Meine Ärztin ließ stark durchblicken, dass die Tatsache, dass sie zwei Monate zu früh geboren wurde und weniger als eine Packung Zucker wog, der Hauptauslöser war, ja. Die Gehirne von Frühgeborenen sind unglaublich verletzlich, und ein Sauerstoffmangel oder eine Blutung in diesen ersten Tagen ist ein massiver Risikofaktor. Genau aus diesem Grund kommt es bei Mehrlingsgeburten sehr häufig vor.

Wie findet man die Zeit für all die Physiotherapie?

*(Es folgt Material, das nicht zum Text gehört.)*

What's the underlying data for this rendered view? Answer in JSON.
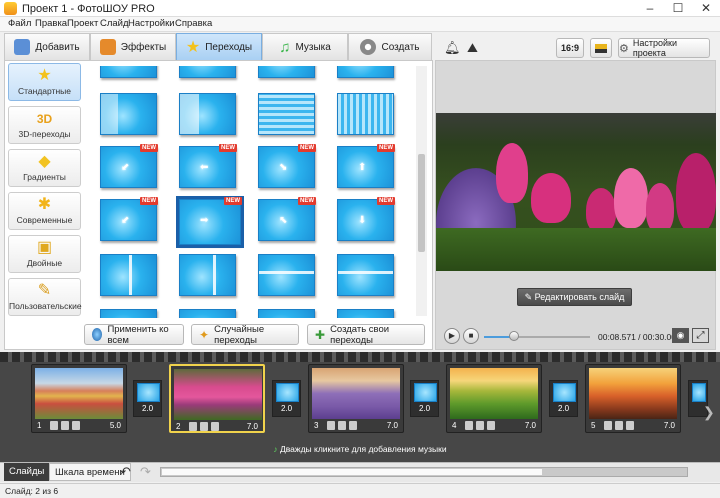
{
  "window": {
    "title": "Проект 1 - ФотоШОУ PRO",
    "minimize": "–",
    "maximize": "☐",
    "close": "✕"
  },
  "menu": [
    "Файл",
    "Правка",
    "Проект",
    "Слайд",
    "Настройки",
    "Справка"
  ],
  "tabs": [
    {
      "label": "Добавить",
      "icon": "add-photo-icon",
      "color": "#5b8fd6"
    },
    {
      "label": "Эффекты",
      "icon": "palette-icon",
      "color": "#e58a2b"
    },
    {
      "label": "Переходы",
      "icon": "star-icon",
      "color": "#f3c21c"
    },
    {
      "label": "Музыка",
      "icon": "music-note-icon",
      "color": "#39b54a"
    },
    {
      "label": "Создать",
      "icon": "film-reel-icon",
      "color": "#8a8a8a"
    }
  ],
  "categories": [
    {
      "label": "Стандартные",
      "icon": "★"
    },
    {
      "label": "3D-переходы",
      "icon": "3D"
    },
    {
      "label": "Градиенты",
      "icon": "◆"
    },
    {
      "label": "Современные",
      "icon": "✱"
    },
    {
      "label": "Двойные",
      "icon": "▣"
    },
    {
      "label": "Пользовательские",
      "icon": "✎"
    }
  ],
  "new_badge": "NEW",
  "transition_buttons": {
    "apply_all": "Применить ко всем",
    "random": "Случайные переходы",
    "create_own": "Создать свои переходы"
  },
  "right_toolbar": {
    "aspect": "16:9",
    "settings": "Настройки проекта"
  },
  "edit_slide": "Редактировать слайд",
  "player": {
    "time": "00:08.571 / 00:30.000",
    "progress": 0.2857
  },
  "slides": [
    {
      "num": "1",
      "duration": "5.0",
      "theme": "houses",
      "transition": "2.0"
    },
    {
      "num": "2",
      "duration": "7.0",
      "theme": "tulips",
      "transition": "2.0",
      "selected": true
    },
    {
      "num": "3",
      "duration": "7.0",
      "theme": "lavender",
      "transition": "2.0"
    },
    {
      "num": "4",
      "duration": "7.0",
      "theme": "hills",
      "transition": "2.0"
    },
    {
      "num": "5",
      "duration": "7.0",
      "theme": "sunset"
    }
  ],
  "music_hint": "Дважды кликните для добавления музыки",
  "bottom_tabs": {
    "slides": "Слайды",
    "timeline": "Шкала времени"
  },
  "status": "Слайд: 2 из 6",
  "colors": {
    "accent": "#1b8fd6",
    "selection": "#f1d34c",
    "new_badge": "#e33b2e"
  }
}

Man findet die Zeit nicht; man stopft sie einfach zwanghaft in die Lücken des Alltags, bis das ganze Leben einem verrückten Bootcamp gleicht. Ich dehne ihre Knöchel mit ihr, während wir darauf warten, dass das Nudelwasser kocht. Ich lasse sie das Stehen üben, während sie Zeichentrickfilme schaut. Man vermischt die medizinischen Notwendigkeiten einfach mit dem profanen Mist des Alltags, weil man sonst verrückt werden würde.

Tut es ihr weh?
Das war die Sache, die mich nachts wach hielt. Die Spastik (die Muskelanspannung) kann definitiv unangenehm sein, und manchmal wecken sie die Muskelkrämpfe weinend auf. Deshalb wird von den Physios so viel Wert auf tägliches Dehnen und Massagen gelegt. Ein bisschen Paracetamol für Babys und ein warmes Bad lindern an schlechten Tagen meist die schlimmste Steifheit.

Wie spreche ich meine Sorgen bei meiner Hebamme oder Kinderärztin an, ohne verrückt zu klingen?

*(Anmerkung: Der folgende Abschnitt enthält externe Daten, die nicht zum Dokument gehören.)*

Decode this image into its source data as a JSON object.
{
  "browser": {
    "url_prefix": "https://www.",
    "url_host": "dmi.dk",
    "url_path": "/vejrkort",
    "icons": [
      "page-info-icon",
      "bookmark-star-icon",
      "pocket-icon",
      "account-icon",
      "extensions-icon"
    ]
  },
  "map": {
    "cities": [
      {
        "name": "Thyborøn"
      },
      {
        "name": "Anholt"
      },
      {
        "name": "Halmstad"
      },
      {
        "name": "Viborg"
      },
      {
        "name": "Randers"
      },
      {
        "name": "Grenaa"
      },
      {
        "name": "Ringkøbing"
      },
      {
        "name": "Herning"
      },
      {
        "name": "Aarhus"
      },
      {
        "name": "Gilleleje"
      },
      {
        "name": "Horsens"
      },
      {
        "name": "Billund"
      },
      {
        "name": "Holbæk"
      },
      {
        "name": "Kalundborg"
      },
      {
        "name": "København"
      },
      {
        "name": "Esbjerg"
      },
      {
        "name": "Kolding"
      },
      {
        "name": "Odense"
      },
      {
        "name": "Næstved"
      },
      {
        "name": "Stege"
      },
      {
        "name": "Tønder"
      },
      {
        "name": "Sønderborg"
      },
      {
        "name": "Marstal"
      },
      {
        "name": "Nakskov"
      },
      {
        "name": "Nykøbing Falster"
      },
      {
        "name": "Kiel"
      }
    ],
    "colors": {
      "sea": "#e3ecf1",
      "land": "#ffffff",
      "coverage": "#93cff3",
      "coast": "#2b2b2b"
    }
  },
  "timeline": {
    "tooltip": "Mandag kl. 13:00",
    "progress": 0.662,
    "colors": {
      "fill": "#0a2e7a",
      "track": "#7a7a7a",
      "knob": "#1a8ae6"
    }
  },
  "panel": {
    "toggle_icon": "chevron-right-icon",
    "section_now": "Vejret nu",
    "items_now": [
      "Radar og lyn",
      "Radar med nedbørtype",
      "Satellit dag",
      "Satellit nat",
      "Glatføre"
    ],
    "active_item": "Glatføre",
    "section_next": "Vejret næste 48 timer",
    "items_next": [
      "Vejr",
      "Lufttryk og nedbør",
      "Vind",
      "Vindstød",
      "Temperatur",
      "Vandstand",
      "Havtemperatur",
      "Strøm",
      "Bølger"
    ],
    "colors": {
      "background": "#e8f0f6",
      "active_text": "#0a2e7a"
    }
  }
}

Mach ein Video mit deinem Handy. Im Ernst. Babys haben die magische Fähigkeit, sich in genau der Sekunde, in der medizinisches Fachpersonal den Raum betritt, völlig unauffällig zu verhalten. Wenn du siehst, dass dein Kind regelmäßig die Beine überkreuzt, völlig schlaff wirkt oder nur eine Hand benutzt, filme es. Halt der Ärztin oder dem Arzt dein Handy direkt vor die Nase. Das durchkreuzt sofort jede Form von „Ach, jedes Kind entwickelt sich in seinem eigenen Tempo“-Ausrede.